Pakistani politicians have either remained silent or expressed support of the ban. On Wednesday, Talha Mehmood, chairman of the Senate standing committee on interior affairs, urged the government to redefine its relations with the West against the backdrop of an increase in incidents hurting religious sentiments of the Muslims.

But the blanket bans have also provoked the ire of many Internet users within Pakistan’s growing middle classes, who rely on Facebook for communicating with friends and organizing events. Many argue that the decision to ban the websites en masse was injudicious.

"Why on earth should Islam be given any immunity to criticism, hiding like ostriches and constantly getting offended is what has made us so backward," wrote one Nabiha Meher Shaikh.

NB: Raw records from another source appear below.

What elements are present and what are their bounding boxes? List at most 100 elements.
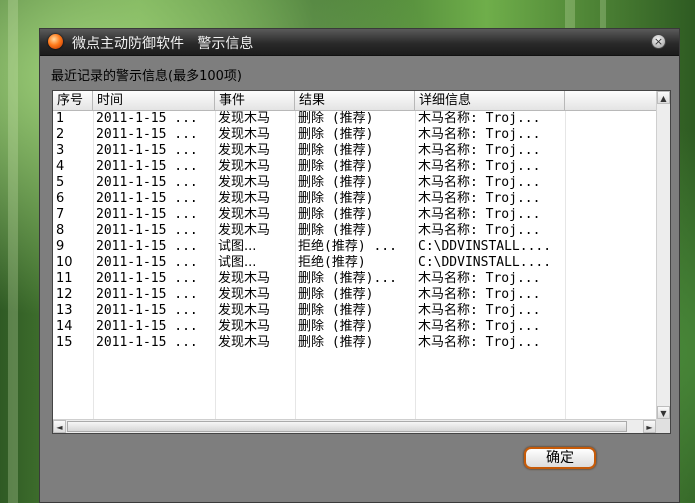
row-time-cell: 2011-1-15 ...: [96, 255, 198, 270]
row-event-cell: 发现木马: [218, 175, 271, 190]
row-time-cell: 2011-1-15 ...: [96, 111, 198, 126]
table-row[interactable]: 11 2011-1-15 ... 发现木马 删除 (推荐)... 木马名称: Troj.…: [53, 271, 657, 287]
table-row[interactable]: 2 2011-1-15 ... 发现木马 删除 (推荐) 木马名称: Troj...: [53, 127, 657, 143]
row-details-cell: 木马名称: Troj...: [418, 207, 541, 222]
table-row[interactable]: 12 2011-1-15 ... 发现木马 删除 (推荐) 木马名称: Troj...: [53, 287, 657, 303]
row-index-cell: 9: [56, 239, 65, 254]
row-details-cell: 木马名称: Troj...: [418, 303, 541, 318]
table-row[interactable]: 8 2011-1-15 ... 发现木马 删除 (推荐) 木马名称: Troj...: [53, 223, 657, 239]
row-event-cell: 发现木马: [218, 319, 271, 334]
window-title: 微点主动防御软件 警示信息: [72, 36, 254, 52]
alert-window: 微点主动防御软件 警示信息 × 最近记录的警示信息(最多100项) 序号 时间 …: [39, 28, 680, 503]
column-header-details[interactable]: 详细信息: [415, 91, 565, 110]
row-details-cell: 木马名称: Troj...: [418, 175, 541, 190]
row-event-cell: 发现木马: [218, 191, 271, 206]
row-details-cell: 木马名称: Troj...: [418, 143, 541, 158]
row-event-cell: 发现木马: [218, 127, 271, 142]
row-time-cell: 2011-1-15 ...: [96, 239, 198, 254]
row-index-cell: 10: [56, 255, 73, 270]
row-details-cell: 木马名称: Troj...: [418, 335, 541, 350]
row-index-cell: 5: [56, 175, 65, 190]
row-index-cell: 13: [56, 303, 73, 318]
row-event-cell: 发现木马: [218, 159, 271, 174]
table-row[interactable]: 14 2011-1-15 ... 发现木马 删除 (推荐) 木马名称: Troj...: [53, 319, 657, 335]
row-details-cell: 木马名称: Troj...: [418, 319, 541, 334]
row-time-cell: 2011-1-15 ...: [96, 159, 198, 174]
row-time-cell: 2011-1-15 ...: [96, 127, 198, 142]
scrollbar-corner: [656, 419, 670, 433]
horizontal-scroll-thumb[interactable]: [67, 421, 627, 432]
row-event-cell: 发现木马: [218, 223, 271, 238]
row-index-cell: 12: [56, 287, 73, 302]
row-result-cell: 拒绝(推荐) ...: [298, 239, 397, 254]
row-result-cell: 删除 (推荐): [298, 223, 374, 238]
row-index-cell: 7: [56, 207, 65, 222]
close-icon[interactable]: ×: [651, 34, 666, 49]
row-details-cell: C:\DDVINSTALL....: [418, 255, 552, 270]
table-row[interactable]: 6 2011-1-15 ... 发现木马 删除 (推荐) 木马名称: Troj...: [53, 191, 657, 207]
table-row[interactable]: 1 2011-1-15 ... 发现木马 删除 (推荐) 木马名称: Troj...: [53, 111, 657, 127]
row-details-cell: 木马名称: Troj...: [418, 287, 541, 302]
row-result-cell: 删除 (推荐): [298, 111, 374, 126]
app-logo-icon: [48, 34, 63, 49]
row-event-cell: 发现木马: [218, 271, 271, 286]
row-time-cell: 2011-1-15 ...: [96, 303, 198, 318]
row-index-cell: 3: [56, 143, 65, 158]
title-bar[interactable]: 微点主动防御软件 警示信息 ×: [40, 29, 679, 56]
table-row[interactable]: 7 2011-1-15 ... 发现木马 删除 (推荐) 木马名称: Troj...: [53, 207, 657, 223]
scroll-up-icon[interactable]: ▲: [657, 91, 670, 104]
ok-button[interactable]: 确定: [524, 447, 596, 469]
table-row[interactable]: 10 2011-1-15 ... 试图... 拒绝(推荐) C:\DDVINSTALL.…: [53, 255, 657, 271]
alert-list[interactable]: 序号 时间 事件 结果 详细信息 1 2011-1-15 ... 发现木马 删除 (推…: [52, 90, 671, 434]
table-row[interactable]: 5 2011-1-15 ... 发现木马 删除 (推荐) 木马名称: Troj...: [53, 175, 657, 191]
row-result-cell: 拒绝(推荐): [298, 255, 366, 270]
row-result-cell: 删除 (推荐): [298, 319, 374, 334]
table-row[interactable]: 13 2011-1-15 ... 发现木马 删除 (推荐) 木马名称: Troj...: [53, 303, 657, 319]
scroll-down-icon[interactable]: ▼: [657, 406, 670, 419]
row-result-cell: 删除 (推荐): [298, 191, 374, 206]
list-header: 序号 时间 事件 结果 详细信息: [53, 91, 657, 111]
table-row[interactable]: 15 2011-1-15 ... 发现木马 删除 (推荐) 木马名称: Troj...: [53, 335, 657, 351]
row-index-cell: 6: [56, 191, 65, 206]
table-row[interactable]: 3 2011-1-15 ... 发现木马 删除 (推荐) 木马名称: Troj...: [53, 143, 657, 159]
column-header-event[interactable]: 事件: [215, 91, 295, 110]
row-event-cell: 发现木马: [218, 143, 271, 158]
row-event-cell: 发现木马: [218, 287, 271, 302]
row-result-cell: 删除 (推荐)...: [298, 271, 397, 286]
row-index-cell: 15: [56, 335, 73, 350]
row-result-cell: 删除 (推荐): [298, 143, 374, 158]
row-index-cell: 8: [56, 223, 65, 238]
row-index-cell: 14: [56, 319, 73, 334]
row-event-cell: 试图...: [218, 239, 257, 254]
horizontal-scrollbar[interactable]: ◄ ►: [53, 419, 656, 433]
row-time-cell: 2011-1-15 ...: [96, 319, 198, 334]
row-details-cell: 木马名称: Troj...: [418, 127, 541, 142]
row-details-cell: 木马名称: Troj...: [418, 271, 541, 286]
table-row[interactable]: 4 2011-1-15 ... 发现木马 删除 (推荐) 木马名称: Troj...: [53, 159, 657, 175]
row-time-cell: 2011-1-15 ...: [96, 191, 198, 206]
row-result-cell: 删除 (推荐): [298, 207, 374, 222]
column-header-time[interactable]: 时间: [93, 91, 215, 110]
row-result-cell: 删除 (推荐): [298, 159, 374, 174]
column-header-result[interactable]: 结果: [295, 91, 415, 110]
row-result-cell: 删除 (推荐): [298, 175, 374, 190]
row-event-cell: 试图...: [218, 255, 257, 270]
row-index-cell: 1: [56, 111, 65, 126]
row-details-cell: C:\DDVINSTALL....: [418, 239, 552, 254]
table-row[interactable]: 9 2011-1-15 ... 试图... 拒绝(推荐) ... C:\DDVINSTA…: [53, 239, 657, 255]
row-index-cell: 11: [56, 271, 73, 286]
scroll-right-icon[interactable]: ►: [643, 420, 656, 433]
vertical-scrollbar[interactable]: ▲ ▼: [656, 91, 670, 419]
row-time-cell: 2011-1-15 ...: [96, 175, 198, 190]
row-time-cell: 2011-1-15 ...: [96, 223, 198, 238]
column-header-index[interactable]: 序号: [53, 91, 93, 110]
row-time-cell: 2011-1-15 ...: [96, 143, 198, 158]
row-result-cell: 删除 (推荐): [298, 335, 374, 350]
row-result-cell: 删除 (推荐): [298, 127, 374, 142]
row-index-cell: 4: [56, 159, 65, 174]
row-event-cell: 发现木马: [218, 303, 271, 318]
row-time-cell: 2011-1-15 ...: [96, 271, 198, 286]
row-index-cell: 2: [56, 127, 65, 142]
scroll-left-icon[interactable]: ◄: [53, 420, 66, 433]
list-body: 1 2011-1-15 ... 发现木马 删除 (推荐) 木马名称: Troj... 2 2…: [53, 111, 657, 351]
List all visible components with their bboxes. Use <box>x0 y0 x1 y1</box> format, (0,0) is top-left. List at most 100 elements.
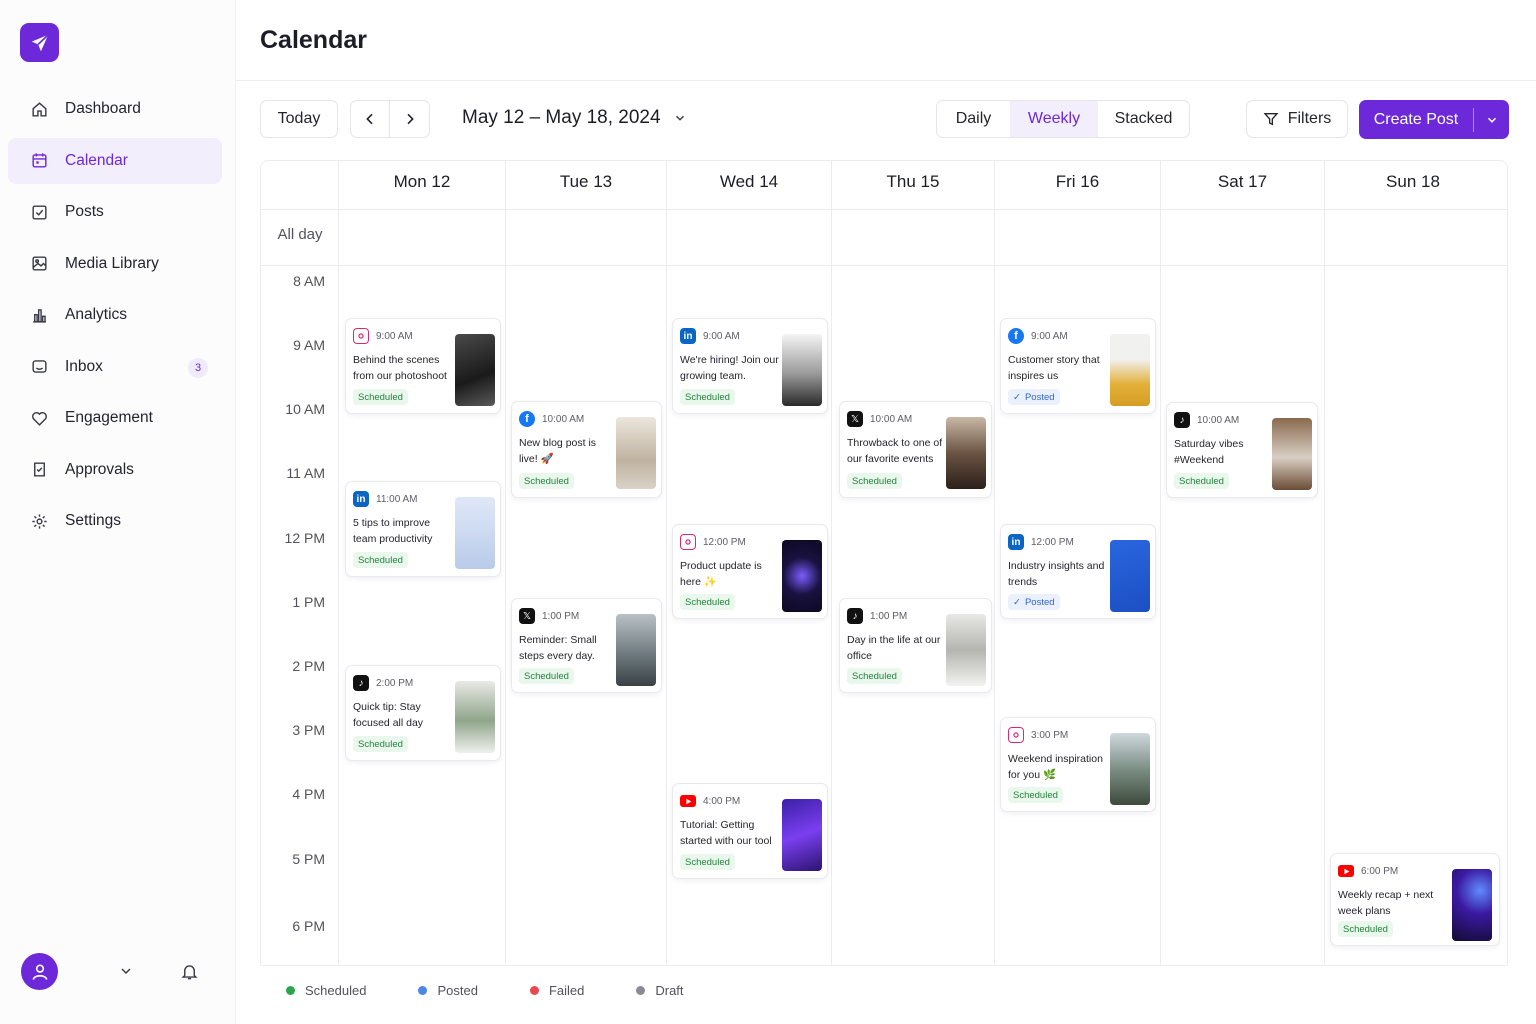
previous-week-button[interactable] <box>351 101 391 137</box>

Badar Alam, a senior editor in Pakistan’s Herald magazine, argues that the ban reflects the increasing role of religion in the judiciary.

“Since the 1980s there have been few if any at all progressive, liberal people who could make it to the bench,” he says. “The courts in Pakistan over the last three decades have in their judgments started citing religious injunction as much as, if not more, the laws and the constitution.”

The judiciary is also keenly aware of the popular impact of its decisions and has become a highly politicized institution, he argues. “It is a natural consequence of the movement for the restoration of the judiciary that the judges keep public's sentiments as much in mind as they do law. More often than not they have made 'popular' decisions,” he says, referring to a popular movement in recent years to reinstate dozens of deposed judges.

Facebook has reacted with “disappointment,” according to a statement made to Agence France Presse late Wednesday. “We are analyzing the situation and the legal considerations, and will take appropriate action, which may include making this content inaccessible to users in Pakistan.”